JSON (JavaScript Object Notation) is a lightweight data-interchange format [1], and in being such, I believe every language would need to attempt to parse JSON order to determine whether it’s valid or not, and Elixir is no exception. :slight_smile:

  • json.org
  • quda:

    I’ve just discovered that I cannot use a custom function as guard. I initially thought I could create my own is_json guard function … :no_mouth:

    Too bad Elixir does not have json as a native type. Json is an obliquus format, any modern language must support it natively.

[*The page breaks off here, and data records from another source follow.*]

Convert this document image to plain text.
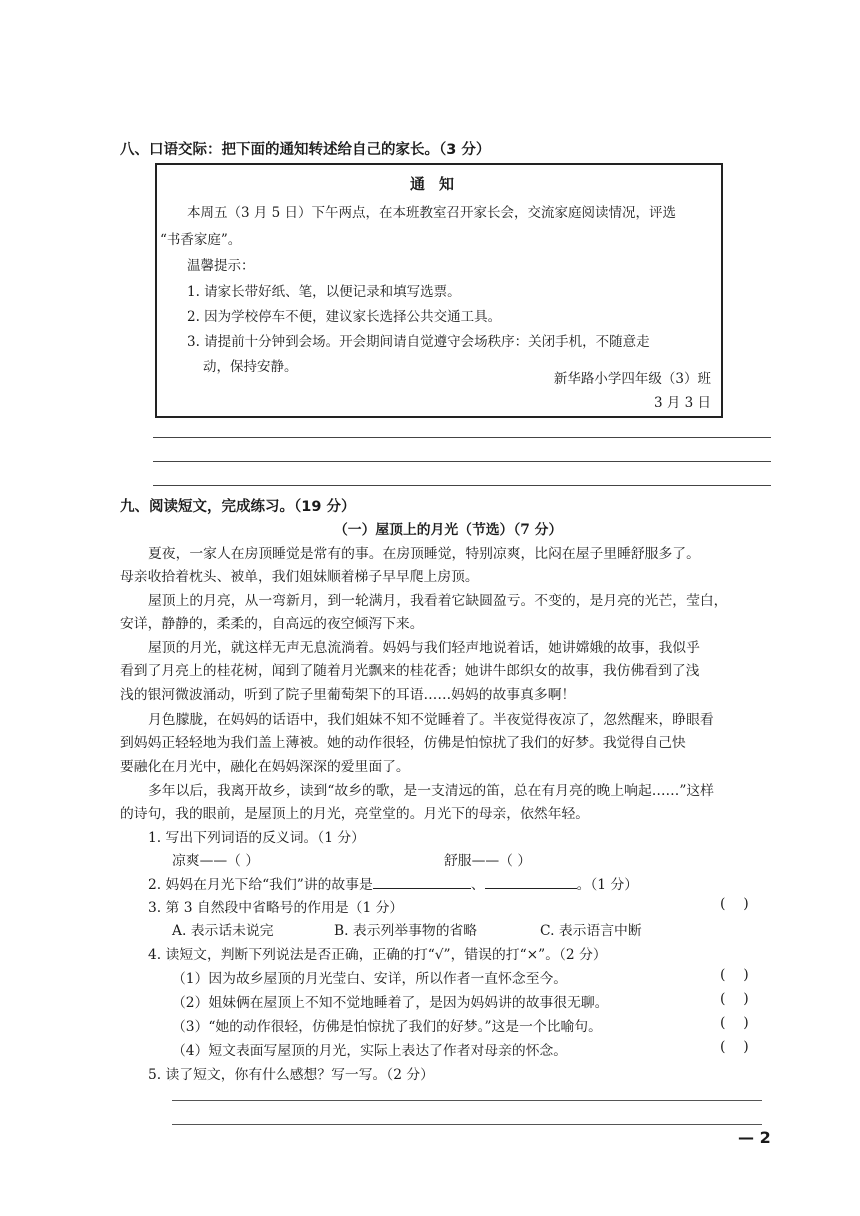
八、口语交际：把下面的通知转述给自己的家长。（3 分）
通知
本周五（3 月 5 日）下午两点，在本班教室召开家长会，交流家庭阅读情况，评选
“书香家庭”。
温馨提示：
1. 请家长带好纸、笔，以便记录和填写选票。
2. 因为学校停车不便，建议家长选择公共交通工具。
3. 请提前十分钟到会场。开会期间请自觉遵守会场秩序：关闭手机，不随意走
动，保持安静。
新华路小学四年级（3）班
3 月 3 日
九、阅读短文，完成练习。（19 分）
（一）屋顶上的月光（节选）（7 分）
夏夜，一家人在房顶睡觉是常有的事。在房顶睡觉，特别凉爽，比闷在屋子里睡舒服多了。
母亲收拾着枕头、被单，我们姐妹顺着梯子早早爬上房顶。
屋顶上的月亮，从一弯新月，到一轮满月，我看着它缺圆盈亏。不变的，是月亮的光芒，莹白，
安详，静静的，柔柔的，自高远的夜空倾泻下来。
屋顶的月光，就这样无声无息流淌着。妈妈与我们轻声地说着话，她讲嫦娥的故事，我似乎
看到了月亮上的桂花树，闻到了随着月光飘来的桂花香；她讲牛郎织女的故事，我仿佛看到了浅
浅的银河微波涌动，听到了院子里葡萄架下的耳语……妈妈的故事真多啊！
月色朦胧，在妈妈的话语中，我们姐妹不知不觉睡着了。半夜觉得夜凉了，忽然醒来，睁眼看
到妈妈正轻轻地为我们盖上薄被。她的动作很轻，仿佛是怕惊扰了我们的好梦。我觉得自己快
要融化在月光中，融化在妈妈深深的爱里面了。
多年以后，我离开故乡，读到“故乡的歌，是一支清远的笛，总在有月亮的晚上响起……”这样
的诗句，我的眼前，是屋顶上的月光，亮堂堂的。月光下的母亲，依然年轻。
1. 写出下列词语的反义词。（1 分）
凉爽——（ ）	舒服——（ ）
2. 妈妈在月光下给“我们”讲的故事是	、	。（1 分）
3. 第 3 自然段中省略号的作用是（1 分）	(    )
A. 表示话未说完	B. 表示列举事物的省略	C. 表示语言中断
4. 读短文，判断下列说法是否正确，正确的打“√”，错误的打“×”。（2 分）
（1）因为故乡屋顶的月光莹白、安详，所以作者一直怀念至今。	(    )
（2）姐妹俩在屋顶上不知不觉地睡着了，是因为妈妈讲的故事很无聊。	(    )
（3）“她的动作很轻，仿佛是怕惊扰了我们的好梦。”这是一个比喻句。	(    )
（4）短文表面写屋顶的月光，实际上表达了作者对母亲的怀念。	(    )
5. 读了短文，你有什么感想？写一写。（2 分）
— 2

    JSON is just a format specification of a string, Elixir has native support for strings in any format, including JSON. To the extent that a language can parse a JSON formatted string to a native data structure, and marshal a native data structure to a string of JSON, it has the most “support for JSON” possible.

    Lamenting that a language doesn’t have “a JSON native type” is like lamenting that a language doesn’t have “an HTML native type”.

    Validating JSON could be quite slow process depending how big is the string. If I’m not mistaken all guards in Elixir execute in constant time. Meaning variable length JSON string can’t be a guard. Anyway you shouldn’t be validating JSON anywhere else but where the data comes into your system. As JSON being dynamic data, so just checking is JSON might not be enough if you are getting JSON from untrusted source like a browser.

    […] there doesn’t appear to be a modern language that has – what I would be willing to call – native support for JSON.

    What do you think would Ballerina’s json type qualify?